Yesterday's high temperature was a whopping 60°F. So naturally, it was the perfect day to hit an outdoor ice skating rink. Seriously, it was.
There are a number of outdoor rinks in the area, but for this adventure we trekked into DC and visited the one in the National Gallery of Art's sculpture garden. If the weather wasn't enough of a draw, the surrounding buildings and sculpture sealed the deal. This is truly a wonderful location to casually grab some skate time.
After getting our fill on the rink, we ducked out of the park to buy ice cream from a nearby food truck. And then we did a quick walk-through the sculpture garden. This one piece caught our eye:
Besides the hulking nature of the sculpture, there was it's name: Aurora. We put our heads together and could only come up with two things related to this name: a Disney princess and something having to do with light (as in Aurora Borealis).
A quick Google search didn't turn up much in the way of help. This archived post describes the work as such:
Aurora is a tour de force of design and engineering. Its sophisticated structural system distributes eight tons of steel over three diagonal supports to combine massive scale with elegance of proportion. Several of the linear elements converge within a central circular hub and then explode outward, imparting tension and dynamism to the whole.

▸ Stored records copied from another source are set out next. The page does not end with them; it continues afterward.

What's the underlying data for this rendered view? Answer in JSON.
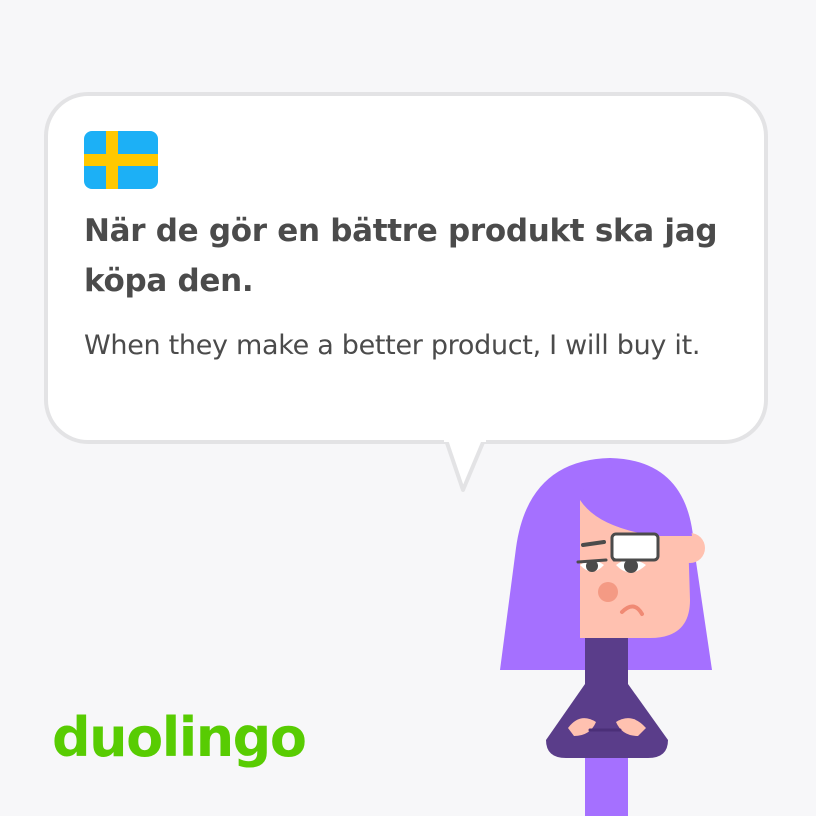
{
  "card": {
    "flag_icon": "sweden-flag-icon",
    "sentence": "När de gör en bättre produkt ska jag köpa den.",
    "translation": "When they make a better product, I will buy it."
  },
  "brand": {
    "logo_text": "duolingo"
  },
  "character_icon": "lily-character-arms-crossed",
  "colors": {
    "background": "#f7f7f9",
    "bubble": "#ffffff",
    "bubble_border": "#e3e3e5",
    "text": "#4b4b4b",
    "brand_green": "#58cc02",
    "flag_blue": "#1cb0f6",
    "flag_yellow": "#ffc800",
    "hair": "#a570ff",
    "skin": "#ffc1b0",
    "shirt": "#5a3d8a"
  }
}
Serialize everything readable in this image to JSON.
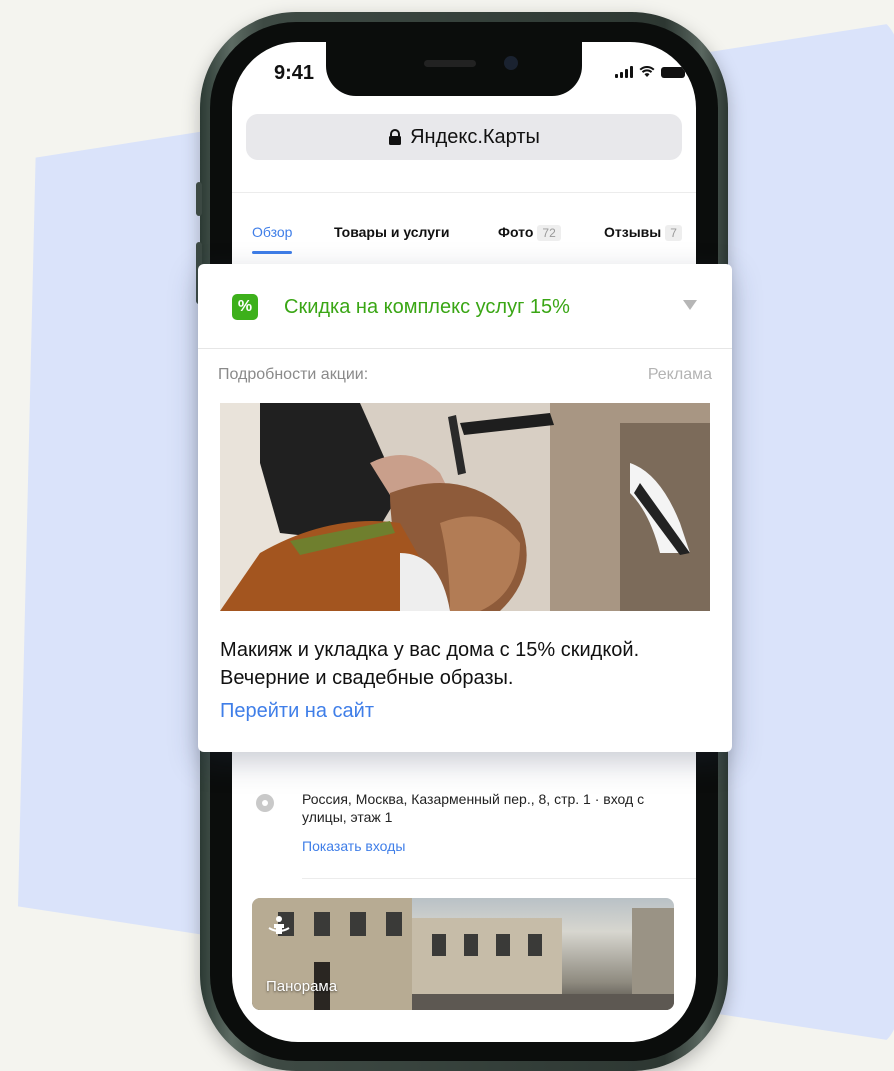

'Tension' and 'dynamism' are great and all, but what does it mean? And why associate hulking, rusted metal with light?
Our first clue came from this line of the description: "The title, Aurora, comes from a poem about New York City by Federico García Lorca."
That poem can be found here and it's perhaps not the nicest portrayal of New York. Here's the first two verses:
The New York dawn has four columns of mud and a hurricane of black doves that paddle in putrescent waters. The New York dawn grieves along the immense stairways, seeking amidst the groins spikenards of fine-drawn anguish.
It doesn't get any cheerier from there. And in Spanish, the language the poem was written in, the first verse reads:
La Aurora de Nueva York tiene cuatro columnas de cieno y un huracán de negras palomas que chapotean las aguas podridas.
There it is, 'Aurora.'
This article describes what the poet saw when he spent time in New York, which explains why he'd write a poem that highlighted New York's gritty (to be kind) side.
With this 'Auora' in mind, the sculpture certainly makes more sense. The hulking girders, and they chaos they invite, do indeed belong in a rough and tumble New York dawn. While we may not exactly know what the artist was trying to say, I think we're now on the right wavelength.
One final twist, though. The current sculpture garden description of the work includes this addition:
The steel forms a letter "k": the artist has said the work is a portrait of his wife, Kate.
Having read the poem Aurora one has to wonder how this sculptor truly sees his wife. Ouch.